Leicestershire-based injecting moulding business Rutland Plastics is celebrating its 60th anniversary, and recently received the award for Best Energy and Environmental Programme of the Year at the prestigious Plastics Industry Awards 2016. EMBL spoke to director Steve Ayre to find out more.
- What’s the story behind the business?
Rutland Plastics started in 1956. It was founded by my grandfather and his business partner. I went away to university and did other things, but the business was always something I wanted to be involved in, so I arrived in 2004 as general manager.
Like most businesses in our sector we took a hit in 2008-09. Our orders fell off a cliff and we went down to 85 people, but we’ve grown steadily since then and now employ 140.
- Tell us about your Green Award. Why is sustainability important to you?
We use a lot of electricity, and it’s a significant cost. We’re always looking for ways to reduce our costs, so a sustainable approach makes sense for two reasons – it’s better for the environment, and there are commercial drivers as well.
At Rutland Plastics our lighting and cooling systems are all green, and there are a number of solar panels on site.

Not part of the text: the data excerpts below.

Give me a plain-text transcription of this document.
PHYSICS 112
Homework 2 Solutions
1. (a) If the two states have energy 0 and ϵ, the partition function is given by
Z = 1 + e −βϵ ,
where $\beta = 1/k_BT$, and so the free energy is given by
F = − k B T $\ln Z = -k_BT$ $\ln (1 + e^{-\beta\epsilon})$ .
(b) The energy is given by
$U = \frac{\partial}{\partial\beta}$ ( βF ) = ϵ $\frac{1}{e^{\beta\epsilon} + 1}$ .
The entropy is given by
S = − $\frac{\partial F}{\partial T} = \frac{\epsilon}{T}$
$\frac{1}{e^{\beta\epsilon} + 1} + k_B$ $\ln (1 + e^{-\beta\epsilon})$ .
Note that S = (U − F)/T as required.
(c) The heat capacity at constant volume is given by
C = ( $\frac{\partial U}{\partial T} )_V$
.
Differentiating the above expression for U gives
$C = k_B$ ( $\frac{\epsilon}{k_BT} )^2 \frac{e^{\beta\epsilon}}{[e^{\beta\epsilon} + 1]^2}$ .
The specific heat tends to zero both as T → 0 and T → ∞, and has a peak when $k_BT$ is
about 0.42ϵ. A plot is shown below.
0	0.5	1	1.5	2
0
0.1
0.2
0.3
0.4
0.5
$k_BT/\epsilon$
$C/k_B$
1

It’s always a focus for us.
Do others in our industry take the same approach? I suppose it depends how much energy they’re using, but I certainly know of other moulders who have a green strategy.

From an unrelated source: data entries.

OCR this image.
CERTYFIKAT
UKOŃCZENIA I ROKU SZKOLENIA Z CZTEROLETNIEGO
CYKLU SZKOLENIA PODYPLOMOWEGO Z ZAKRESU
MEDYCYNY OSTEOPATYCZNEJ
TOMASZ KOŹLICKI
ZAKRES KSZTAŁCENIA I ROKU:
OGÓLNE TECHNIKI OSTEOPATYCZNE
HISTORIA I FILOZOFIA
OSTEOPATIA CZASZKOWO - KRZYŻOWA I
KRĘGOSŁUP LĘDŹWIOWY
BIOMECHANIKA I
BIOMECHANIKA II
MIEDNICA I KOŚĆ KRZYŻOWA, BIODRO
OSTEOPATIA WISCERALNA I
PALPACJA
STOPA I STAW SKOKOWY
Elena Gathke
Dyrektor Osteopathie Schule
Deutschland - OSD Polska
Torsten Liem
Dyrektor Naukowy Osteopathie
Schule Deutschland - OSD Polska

- Is creating local jobs something you look to do?
We recognise that we’re part of a community and have been for 60 years. Rutland Plastics is a family business and we have families working for us. The imperative is to create consistent employment. We’re not interested in hiring and firing quickly.

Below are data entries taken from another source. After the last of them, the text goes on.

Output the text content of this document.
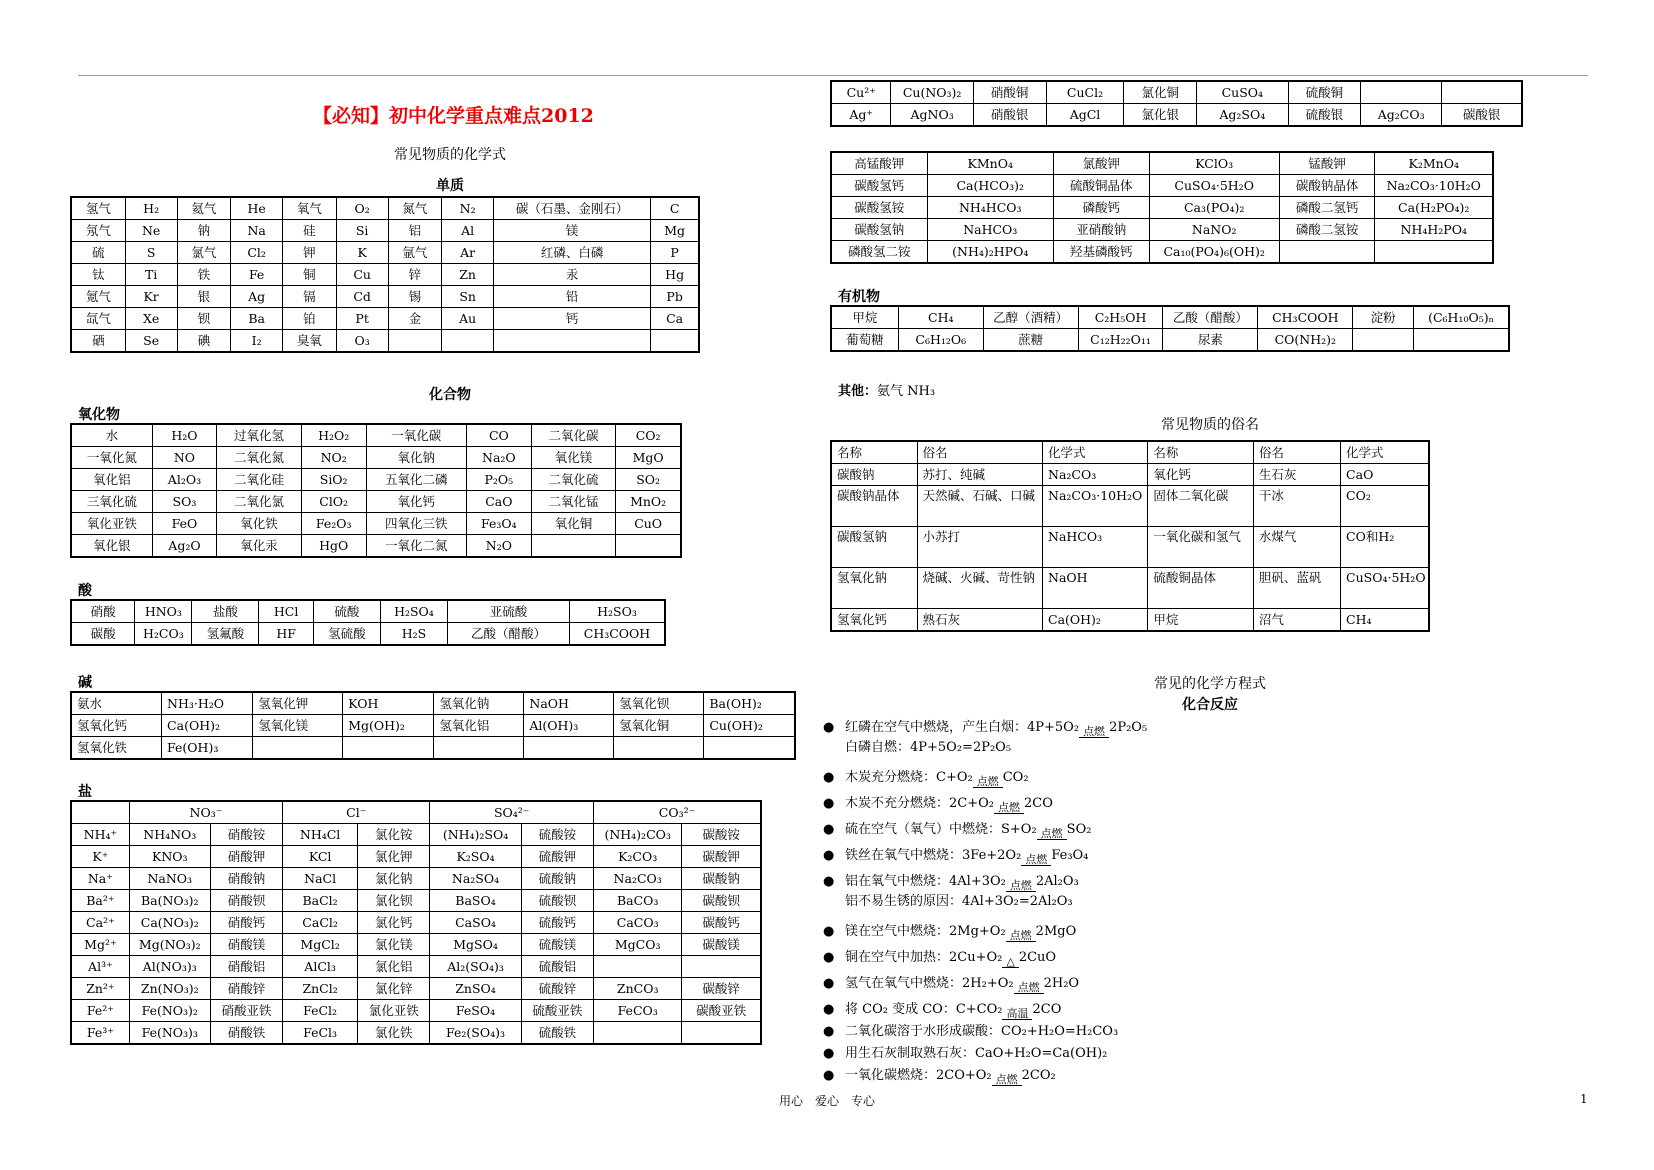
【必知】初中化学重点难点2012
常见物质的化学式
单质
氢气	H₂	氦气	He	氧气	O₂	氮气	N₂	碳（石墨、金刚石）	C
氖气	Ne	钠	Na	硅	Si	铝	Al	镁	Mg
硫	S	氯气	Cl₂	钾	K	氩气	Ar	红磷、白磷	P
钛	Ti	铁	Fe	铜	Cu	锌	Zn	汞	Hg
氪气	Kr	银	Ag	镉	Cd	锡	Sn	铅	Pb
氙气	Xe	钡	Ba	铂	Pt	金	Au	钙	Ca
硒	Se	碘	I₂	臭氧	O₃				
化合物
氧化物
水	H₂O	过氧化氢	H₂O₂	一氧化碳	CO	二氧化碳	CO₂
一氧化氮	NO	二氧化氮	NO₂	氧化钠	Na₂O	氧化镁	MgO
氧化铝	Al₂O₃	二氧化硅	SiO₂	五氧化二磷	P₂O₅	二氧化硫	SO₂
三氧化硫	SO₃	二氧化氯	ClO₂	氧化钙	CaO	二氧化锰	MnO₂
氧化亚铁	FeO	氧化铁	Fe₂O₃	四氧化三铁	Fe₃O₄	氧化铜	CuO
氧化银	Ag₂O	氧化汞	HgO	一氧化二氮	N₂O		
酸
硝酸	HNO₃	盐酸	HCl	硫酸	H₂SO₄	亚硫酸	H₂SO₃
碳酸	H₂CO₃	氢氟酸	HF	氢硫酸	H₂S	乙酸（醋酸）	CH₃COOH
碱
氨水	NH₃·H₂O	氢氧化钾	KOH	氢氧化钠	NaOH	氢氧化钡	Ba(OH)₂
氢氧化钙	Ca(OH)₂	氢氧化镁	Mg(OH)₂	氢氧化铝	Al(OH)₃	氢氧化铜	Cu(OH)₂
氢氧化铁	Fe(OH)₃						
盐
	NO₃⁻		Cl⁻		SO₄²⁻		CO₃²⁻	
NH₄⁺	NH₄NO₃	硝酸铵	NH₄Cl	氯化铵	(NH₄)₂SO₄	硫酸铵	(NH₄)₂CO₃	碳酸铵
K⁺	KNO₃	硝酸钾	KCl	氯化钾	K₂SO₄	硫酸钾	K₂CO₃	碳酸钾
Na⁺	NaNO₃	硝酸钠	NaCl	氯化钠	Na₂SO₄	硫酸钠	Na₂CO₃	碳酸钠
Ba²⁺	Ba(NO₃)₂	硝酸钡	BaCl₂	氯化钡	BaSO₄	硫酸钡	BaCO₃	碳酸钡
Ca²⁺	Ca(NO₃)₂	硝酸钙	CaCl₂	氯化钙	CaSO₄	硫酸钙	CaCO₃	碳酸钙
Mg²⁺	Mg(NO₃)₂	硝酸镁	MgCl₂	氯化镁	MgSO₄	硫酸镁	MgCO₃	碳酸镁
Al³⁺	Al(NO₃)₃	硝酸铝	AlCl₃	氯化铝	Al₂(SO₄)₃	硫酸铝		
Zn²⁺	Zn(NO₃)₂	硝酸锌	ZnCl₂	氯化锌	ZnSO₄	硫酸锌	ZnCO₃	碳酸锌
Fe²⁺	Fe(NO₃)₂	硝酸亚铁	FeCl₂	氯化亚铁	FeSO₄	硫酸亚铁	FeCO₃	碳酸亚铁
Fe³⁺	Fe(NO₃)₃	硝酸铁	FeCl₃	氯化铁	Fe₂(SO₄)₃	硫酸铁		
Cu²⁺	Cu(NO₃)₂	硝酸铜	CuCl₂	氯化铜	CuSO₄	硫酸铜		
Ag⁺	AgNO₃	硝酸银	AgCl	氯化银	Ag₂SO₄	硫酸银	Ag₂CO₃	碳酸银
高锰酸钾	KMnO₄	氯酸钾	KClO₃	锰酸钾	K₂MnO₄
碳酸氢钙	Ca(HCO₃)₂	硫酸铜晶体	CuSO₄·5H₂O	碳酸钠晶体	Na₂CO₃·10H₂O
碳酸氢铵	NH₄HCO₃	磷酸钙	Ca₃(PO₄)₂	磷酸二氢钙	Ca(H₂PO₄)₂
碳酸氢钠	NaHCO₃	亚硝酸钠	NaNO₂	磷酸二氢铵	NH₄H₂PO₄
磷酸氢二铵	(NH₄)₂HPO₄	羟基磷酸钙	Ca₁₀(PO₄)₆(OH)₂		
有机物
甲烷	CH₄	乙醇（酒精）	C₂H₅OH	乙酸（醋酸）	CH₃COOH	淀粉	(C₆H₁₀O₅)ₙ
葡萄糖	C₆H₁₂O₆	蔗糖	C₁₂H₂₂O₁₁	尿素	CO(NH₂)₂		
其他：氨气 NH₃
常见物质的俗名
名称	俗名	化学式	名称	俗名	化学式
碳酸钠	苏打、纯碱	Na₂CO₃	氧化钙	生石灰	CaO
碳酸钠晶体	天然碱、石碱、口碱	Na₂CO₃·10H₂O	固体二氧化碳	干冰	CO₂
碳酸氢钠	小苏打	NaHCO₃	一氧化碳和氢气	水煤气	CO和H₂
氢氧化钠	烧碱、火碱、苛性钠	NaOH	硫酸铜晶体	胆矾、蓝矾	CuSO₄·5H₂O
氢氧化钙	熟石灰	Ca(OH)₂	甲烷	沼气	CH₄
常见的化学方程式
化合反应
● 红磷在空气中燃烧，产生白烟：4P+5O₂ 点燃 2P₂O₅
白磷自燃：4P+5O₂=2P₂O₅
● 木炭充分燃烧：C+O₂ 点燃 CO₂
● 木炭不充分燃烧：2C+O₂ 点燃 2CO
● 硫在空气（氧气）中燃烧：S+O₂ 点燃 SO₂
● 铁丝在氧气中燃烧：3Fe+2O₂ 点燃 Fe₃O₄
● 铝在氧气中燃烧：4Al+3O₂ 点燃 2Al₂O₃
铝不易生锈的原因：4Al+3O₂=2Al₂O₃
● 镁在空气中燃烧：2Mg+O₂ 点燃 2MgO
● 铜在空气中加热：2Cu+O₂ △ 2CuO
● 氢气在氧气中燃烧：2H₂+O₂ 点燃 2H₂O
● 将 CO₂ 变成 CO：C+CO₂ 高温 2CO
● 二氧化碳溶于水形成碳酸：CO₂+H₂O=H₂CO₃
● 用生石灰制取熟石灰：CaO+H₂O=Ca(OH)₂
● 一氧化碳燃烧：2CO+O₂ 点燃 2CO₂
用心　爱心　专心	1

Skills shortages are an issue to a certain extent, but we always train internally. We have apprentices and take on a student from Loughborough University every year.
- How do you plan to grow the business?
The plan is to grow at our current site for the time being, and to use the assets we already have more effectively. We are not the sort of business that goes in for acquisitions and the like.
In terms of growing our turnover, that really depends on the type of customer we can attract.
- Has the Brexit vote caused you to change your strategy?
Only time will tell if it’s a real blow. I wasn’t expecting the leave vote to happen, personally, but we will weather the storm whatever transpires. We’re all about minimising risk where we can, so I wouldn’t say we’ve modified our approach because of the referendum result.
In the end, businesses can’t afford to sit and wait to see what happens.
- Would you say the East Midlands’ manufacturing sector is on the up?
Location isn’t necessarily that important to us, but yes, I would say the sector is in good health.